Spent some time looking over Bayes Theorem, which I plan on using as a comparison of different fusion methods.

17

Dec

2013

Spent a fair amount of time reading papers on the limits and alternatives to Dempster-Schafer for combining evidence. The main limitation of D-S is that it can produce counter-intuitive results in case of strong conflict between argument beliefs. However, there are no elements of conflict in the belief functions for the detectors, which makes D-S the preferred option (until I find a better alternative). I also came across a number of other rules (Bayesian, fuzzy logic, TBM, etc) that I plan on reading about during the break.

Also spent a considerable amount of time looking at the events for the AMP-ICMP graphs for the Quarterpounder to Google.com stream. There are a huge number of events, which makes grouping and rating them take forever.
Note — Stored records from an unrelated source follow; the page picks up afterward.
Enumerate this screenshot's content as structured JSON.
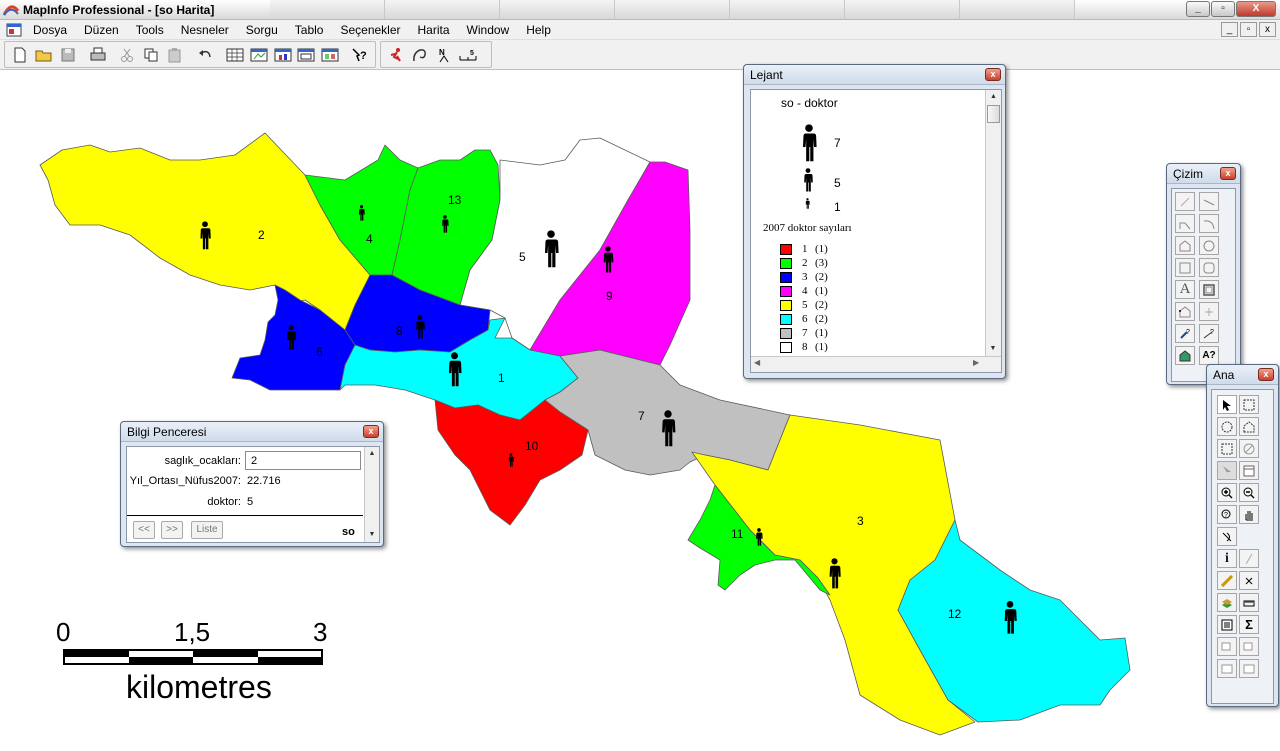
{
  "app": {
    "title": "MapInfo Professional - [so Harita]"
  },
  "menu": {
    "items": [
      "Dosya",
      "Düzen",
      "Tools",
      "Nesneler",
      "Sorgu",
      "Tablo",
      "Seçenekler",
      "Harita",
      "Window",
      "Help"
    ]
  },
  "window_controls": {
    "minimize": "_",
    "restore": "▫",
    "close": "X"
  },
  "toolbar": {
    "icons": [
      "new-icon",
      "open-icon",
      "save-icon",
      "print-icon",
      "cut-icon",
      "copy-icon",
      "paste-icon",
      "undo-icon",
      "browser-icon",
      "map-window-icon",
      "graph-icon",
      "layout-icon",
      "redistrict-icon",
      "help-icon",
      "runner-icon",
      "hotlink-icon",
      "north-arrow-icon",
      "scalebar-icon"
    ]
  },
  "map": {
    "regions": [
      {
        "id": "2",
        "color": "#ffff00"
      },
      {
        "id": "4",
        "color": "#00ff00"
      },
      {
        "id": "13",
        "color": "#00ff00"
      },
      {
        "id": "5",
        "color": "#ffffff"
      },
      {
        "id": "9",
        "color": "#ff00ff"
      },
      {
        "id": "6",
        "color": "#0000ff"
      },
      {
        "id": "8",
        "color": "#0000ff"
      },
      {
        "id": "1",
        "color": "#00ffff"
      },
      {
        "id": "7",
        "color": "#c0c0c0"
      },
      {
        "id": "10",
        "color": "#ff0000"
      },
      {
        "id": "11",
        "color": "#00ff00"
      },
      {
        "id": "3",
        "color": "#ffff00"
      },
      {
        "id": "12",
        "color": "#00ffff"
      }
    ],
    "scalebar": {
      "ticks": [
        "0",
        "1,5",
        "3"
      ],
      "unit": "kilometres"
    }
  },
  "legend_window": {
    "title": "Lejant",
    "layer_title": "so - doktor",
    "symbol_values": [
      "7",
      "5",
      "1"
    ],
    "theme_title": "2007 doktor sayıları",
    "classes": [
      {
        "label": "1",
        "count": "(1)",
        "color": "#ff0000"
      },
      {
        "label": "2",
        "count": "(3)",
        "color": "#00ff00"
      },
      {
        "label": "3",
        "count": "(2)",
        "color": "#0000ff"
      },
      {
        "label": "4",
        "count": "(1)",
        "color": "#ff00ff"
      },
      {
        "label": "5",
        "count": "(2)",
        "color": "#ffff00"
      },
      {
        "label": "6",
        "count": "(2)",
        "color": "#00ffff"
      },
      {
        "label": "7",
        "count": "(1)",
        "color": "#c0c0c0"
      },
      {
        "label": "8",
        "count": "(1)",
        "color": "#ffffff"
      }
    ]
  },
  "drawing_toolbar": {
    "title": "Çizim"
  },
  "main_toolbar": {
    "title": "Ana"
  },
  "info_window": {
    "title": "Bilgi Penceresi",
    "fields": [
      {
        "label": "saglık_ocakları:",
        "value": "2"
      },
      {
        "label": "Yıl_Ortası_Nüfus2007:",
        "value": "22.716"
      },
      {
        "label": "doktor:",
        "value": "5"
      }
    ],
    "prev_label": "<<",
    "next_label": ">>",
    "list_label": "Liste",
    "table_name": "so"
  }
}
I need to do more of the amp-icmp stream analysis before calculating the belief values for each detector, and that's something that I plan on doing during the break too.

09

Dec

2013

I met with Dr. Joshi from the Stats Dept and confirmed that the method I was using was indeed correct. He also mentioned looking into Bayes' theorem as an alternative, and I spent some time reading up on it. There is an element of "undecidedness" with the event significance, which is why Dempster-Schafer is more appropriate than Bayes'.

Also updated Netevmon to periodically send out mean updates to the eventing script. These mean values will be used in deciding which probability values to use in different cases (e.g. when the measurements are noisy/constant, etc). Also also, looked at and rated the events for a couple of streams and updated some of the "busier" streams with last week's events.

02

Dec

2013

Spent the first half of the week implementing a version of the Dempster-Schafer belief function in the eventing Python script. After debugging and testing to make sure that it worked properly, I went on to analysing the events for a few Smokeping streams. This consisted of finding the start of a detected event, finding it in the AMP graphs, giving it a significance rating of 0-5, with 0 being a FP and 5 being a very significant event, and then entering details of the event group in a spreadsheet. This was rather tedious and depending on the stream, sometimes took forever.

I plan on Seeing Dr. Joshi from the Stat Dept. next week to confirm the Dempster-Schafer calculations, after which I will have to resume the event analysing.

19

Nov

2013

Finalised the TEntropy detector and committed the changes to Git. Then spent the next few days reading up on belief theory and the Demspter Schafer belief functions. Started working on a Python script for a server that listens for new connections, understands the protocol used by AnomalyExporter and parses the event data received fron the anomaly_ts client.

Plan for the next week is to finish the eventing Python script (which will include event grouping by ts and stream # initially) and start gathering data from the events in order to calculate a confidence level for each detector. This is necessary for using belief theory to determine whether an event is really an event since the various detectors might not produce the same results.